Plus d’une belle consulte l’almanach royal, pour voir si son amant est lieutenant ou brigadier, conseiller ou président, agent de change ou banquier. Le nom d’un secretaire de ministre se grave bien plus avant dans la mémoire que celui d’un académicien, & tout le monde achete cet almanach pour savoir au juste à quoi s’en tenir. L’un tombe, & l’autre s’éleve ; les noms culbutés sont comme des noms décédés : plus de considération pour ceux que Plutus ou Thémis ont chassé de leurs temples.

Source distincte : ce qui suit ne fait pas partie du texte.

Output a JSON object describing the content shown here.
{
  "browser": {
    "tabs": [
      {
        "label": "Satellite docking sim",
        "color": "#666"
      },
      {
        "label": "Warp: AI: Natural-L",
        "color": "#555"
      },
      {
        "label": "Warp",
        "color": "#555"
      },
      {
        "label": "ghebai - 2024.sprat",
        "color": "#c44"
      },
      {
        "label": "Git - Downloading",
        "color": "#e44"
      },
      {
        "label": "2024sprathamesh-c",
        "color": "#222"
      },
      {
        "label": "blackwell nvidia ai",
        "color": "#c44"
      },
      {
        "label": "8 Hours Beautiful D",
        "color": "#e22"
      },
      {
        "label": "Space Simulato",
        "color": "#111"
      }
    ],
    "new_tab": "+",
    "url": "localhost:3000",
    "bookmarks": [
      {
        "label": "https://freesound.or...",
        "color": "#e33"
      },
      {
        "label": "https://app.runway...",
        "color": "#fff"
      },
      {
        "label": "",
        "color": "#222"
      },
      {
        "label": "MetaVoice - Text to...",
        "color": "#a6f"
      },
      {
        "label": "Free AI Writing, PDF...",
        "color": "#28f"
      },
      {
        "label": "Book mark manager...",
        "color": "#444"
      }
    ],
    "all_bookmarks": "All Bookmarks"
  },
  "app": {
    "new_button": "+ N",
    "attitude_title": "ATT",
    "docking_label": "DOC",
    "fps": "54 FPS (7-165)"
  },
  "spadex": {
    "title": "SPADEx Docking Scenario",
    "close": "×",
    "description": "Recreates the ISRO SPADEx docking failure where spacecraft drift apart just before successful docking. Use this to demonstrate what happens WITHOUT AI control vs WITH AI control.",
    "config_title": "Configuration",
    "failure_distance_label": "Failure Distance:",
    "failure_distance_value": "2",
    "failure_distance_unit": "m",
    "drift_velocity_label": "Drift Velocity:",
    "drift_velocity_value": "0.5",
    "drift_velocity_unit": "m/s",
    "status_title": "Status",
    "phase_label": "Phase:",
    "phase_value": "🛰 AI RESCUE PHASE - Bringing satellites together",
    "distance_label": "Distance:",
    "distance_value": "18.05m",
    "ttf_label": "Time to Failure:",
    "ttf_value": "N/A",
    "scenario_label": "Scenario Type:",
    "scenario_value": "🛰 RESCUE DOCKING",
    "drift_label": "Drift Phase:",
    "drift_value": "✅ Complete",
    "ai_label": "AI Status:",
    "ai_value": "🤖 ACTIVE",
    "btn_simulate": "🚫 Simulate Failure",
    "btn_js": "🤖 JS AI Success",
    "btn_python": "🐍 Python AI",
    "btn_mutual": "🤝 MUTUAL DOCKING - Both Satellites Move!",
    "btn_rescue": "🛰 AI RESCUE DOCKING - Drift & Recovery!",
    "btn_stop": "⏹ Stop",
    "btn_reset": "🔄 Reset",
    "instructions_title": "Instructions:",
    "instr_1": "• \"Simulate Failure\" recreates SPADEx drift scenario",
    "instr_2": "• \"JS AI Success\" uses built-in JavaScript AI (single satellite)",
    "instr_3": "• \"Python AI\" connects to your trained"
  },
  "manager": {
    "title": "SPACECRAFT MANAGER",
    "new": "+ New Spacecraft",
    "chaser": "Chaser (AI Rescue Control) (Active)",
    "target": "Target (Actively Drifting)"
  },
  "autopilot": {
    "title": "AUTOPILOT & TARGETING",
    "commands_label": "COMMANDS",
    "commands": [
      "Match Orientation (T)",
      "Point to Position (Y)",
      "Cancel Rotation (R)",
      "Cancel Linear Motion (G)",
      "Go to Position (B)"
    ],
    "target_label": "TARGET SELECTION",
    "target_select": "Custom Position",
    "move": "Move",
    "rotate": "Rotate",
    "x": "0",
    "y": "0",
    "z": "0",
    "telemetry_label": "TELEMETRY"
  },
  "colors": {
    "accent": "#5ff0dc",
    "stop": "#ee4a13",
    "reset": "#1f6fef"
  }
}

Une fameuse courtisanne avoit chez elle un almanach royal. Quand il arrivoit quelqu’un, il falloit qu’il lui montrât son nom ; s’il n’y étoit pas, elle jugeoit ce vulgaire mortel indigne de ses faveurs, & dès lors sa porte lui étoit fermée.

Fontenelle disoit que c’étoit le livre qui contenoit le plus de vérités.

Que de réflexions on fait en parcourant cet almanach ! On frémit, quand on voit seize colonnes en petit caractere, chargées de noms de procureurs, lorsqu’on suit la liste de deux cents médecins, de cent cinquante apothicaires, sans compter les huissiers exploitans. On se perd dans le nombreux domestique de la maison des princes. Quelle valetaille sous tant de noms divers, & qui cherchent à parer leur servitude !

Plus bas vous verrez combien le public entretient de notaires, d’avocats, de greffiers & autres gens de plume. Il faut que tout cela vive. Quel régiment dévorateur !

Calculez ensuite combien de mille livres chaque évêché enleve tous les ans à la terre & aux pauvres cultivateurs les sommes immenses que coûtent les successeurs des humbles apôtres ; vous serez vraiment effrayé ; on ne l’est pas moins, lorsqu’on monte aux classes supérieures : ces personnages n’ont que des titres qui annoncent l’oisiveté, & tout l’or de la nation les couvre. Que de bouches sucent & rongent le corps politique ! C’est le catalogue des vampires.

Ceux qu’on voit sur cet almanach ne sont ni cultivateurs, ni commerçans, ni artisans, ni artistes, & c’est néanmoins la partie de la nation qui régit entiérement l’autre. Anéantissez en idée tous ces noms, la nation ne subsisteroit-elle pas encore ?… Oh ! très-bien, je vous l’assure.

Cet almanach rapporte près de quarante mille francs par année. Jamais l’Iliade ni l’Esprit des loix n’ont rapporté autant à leurs imprimeurs. Homere eût-il imaginé qu’on imprimeroit tant de noms dévoués à mourir dans la plus profonde obscurité, malgré le titre qui sembloit devoir les protéger contre le néant ?… Que je crains que l’almanach présent & tout entier n’y descende avant la révolution du siecle ! Voyez les almanachs précédens depuis 1699, & comptez les noms qui survivent ; comptez, vous dis-je, par curiosité, ou par spéculation.